WAYS TO INCREASE THE NUTRITIONAL VALUE OF GLUTEN-FREE BREAD
Abstract
In modern conditions, there is a growing interest in the development of gluten-free bakery products with increased nutritional and biological value, which is due to the spread of gluten-associated disorders and consumer orientation towards health-promoting products. The presented study is a logical continuation of previous works devoted to the justification of the use of green buckwheat and quinoa seeds in gluten-free bread recipes, within which the feasibility of using quinoa in an amount of 5% as a stable component of the grain base was established. The aim of this study was to study the effect of adding walnuts and hemp and pumpkin dietary fibers in different percentages on the nutritional value of gluten-free bakery products.

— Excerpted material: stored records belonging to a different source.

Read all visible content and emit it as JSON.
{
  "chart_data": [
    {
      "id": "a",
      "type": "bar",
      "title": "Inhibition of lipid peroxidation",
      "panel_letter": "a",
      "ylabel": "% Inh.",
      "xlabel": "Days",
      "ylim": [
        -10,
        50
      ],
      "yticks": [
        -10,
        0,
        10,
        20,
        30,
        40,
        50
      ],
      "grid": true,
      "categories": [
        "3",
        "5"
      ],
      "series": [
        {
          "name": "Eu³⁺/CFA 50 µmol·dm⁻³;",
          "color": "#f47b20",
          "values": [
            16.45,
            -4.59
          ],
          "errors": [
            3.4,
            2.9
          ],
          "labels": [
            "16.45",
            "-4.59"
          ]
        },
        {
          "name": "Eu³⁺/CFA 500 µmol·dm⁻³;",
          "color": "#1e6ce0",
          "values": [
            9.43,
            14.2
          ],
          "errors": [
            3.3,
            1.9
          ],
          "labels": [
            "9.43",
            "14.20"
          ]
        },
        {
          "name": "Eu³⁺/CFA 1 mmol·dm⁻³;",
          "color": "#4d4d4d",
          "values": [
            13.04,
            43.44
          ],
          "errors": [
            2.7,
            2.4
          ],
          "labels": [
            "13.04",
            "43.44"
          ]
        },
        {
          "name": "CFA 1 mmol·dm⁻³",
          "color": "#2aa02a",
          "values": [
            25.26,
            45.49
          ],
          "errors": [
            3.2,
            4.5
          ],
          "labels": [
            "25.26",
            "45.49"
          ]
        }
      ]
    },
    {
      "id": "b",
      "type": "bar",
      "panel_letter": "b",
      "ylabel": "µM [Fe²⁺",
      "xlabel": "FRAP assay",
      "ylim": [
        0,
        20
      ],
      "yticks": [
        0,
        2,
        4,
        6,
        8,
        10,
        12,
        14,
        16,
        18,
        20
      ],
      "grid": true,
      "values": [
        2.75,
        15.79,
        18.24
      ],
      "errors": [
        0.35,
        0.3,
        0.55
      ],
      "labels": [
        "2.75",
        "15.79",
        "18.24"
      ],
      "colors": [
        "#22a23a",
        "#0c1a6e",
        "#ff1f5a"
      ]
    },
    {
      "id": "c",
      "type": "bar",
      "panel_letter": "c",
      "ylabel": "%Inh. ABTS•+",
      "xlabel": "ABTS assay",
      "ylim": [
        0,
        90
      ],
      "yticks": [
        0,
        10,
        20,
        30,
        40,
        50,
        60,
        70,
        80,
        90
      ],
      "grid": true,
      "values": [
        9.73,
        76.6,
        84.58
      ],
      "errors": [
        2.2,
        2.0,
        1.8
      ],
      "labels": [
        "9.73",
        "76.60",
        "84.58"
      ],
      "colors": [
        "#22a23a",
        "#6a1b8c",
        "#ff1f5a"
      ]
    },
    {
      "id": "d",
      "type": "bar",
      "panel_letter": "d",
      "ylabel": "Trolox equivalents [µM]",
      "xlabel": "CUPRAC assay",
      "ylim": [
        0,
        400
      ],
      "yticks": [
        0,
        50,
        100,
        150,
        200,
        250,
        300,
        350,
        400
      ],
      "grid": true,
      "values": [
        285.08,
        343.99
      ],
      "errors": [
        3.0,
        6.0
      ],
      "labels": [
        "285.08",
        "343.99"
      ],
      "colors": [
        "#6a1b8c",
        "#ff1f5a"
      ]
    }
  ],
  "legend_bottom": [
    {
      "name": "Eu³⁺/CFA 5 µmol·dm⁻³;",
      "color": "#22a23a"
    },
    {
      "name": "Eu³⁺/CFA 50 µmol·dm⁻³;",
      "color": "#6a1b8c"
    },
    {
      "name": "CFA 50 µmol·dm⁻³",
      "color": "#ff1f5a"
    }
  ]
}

The object of the study was experimental samples of bread based on green buckwheat (100%) and quinoa seeds (5%) with the addition of walnuts in the amount of 10, 15 and 20%, as well as hemp and pumpkin dietary fibers in the amount of 3, 6 and 9%, respectively. The subject of the study was the changes in the nutritional value of the products depending on the composition and quantitative content of functional ingredients. As a result of the calculations, it was found that the introduction of the studied functional ingredients contributes to an increase in the overall nutritional value of the products by enriching them with biologically active substances, vegetable proteins, polyunsaturated fatty acids and dietary fibers. At the same time, with an increase in the dosage of additional raw materials, a tendency was recorded to a slight decrease in the content of individual mineral substances per 100 g of the finished product, which is natural and is explained by the effect of relative dilution of the basic grain raw materials, as well as the peculiarities of intercomponent interaction in multicomponent gluten-free systems. The results obtained indicate the possibility of targeted regulation of the nutritional value of gluten-free bakery products by varying the type and amount of functional additives. The use of walnuts, as well as hemp and pumpkin dietary fibers, is technologically justified and promising from the point of view of creating health-promoting products with predicted consumer properties and increased biological value.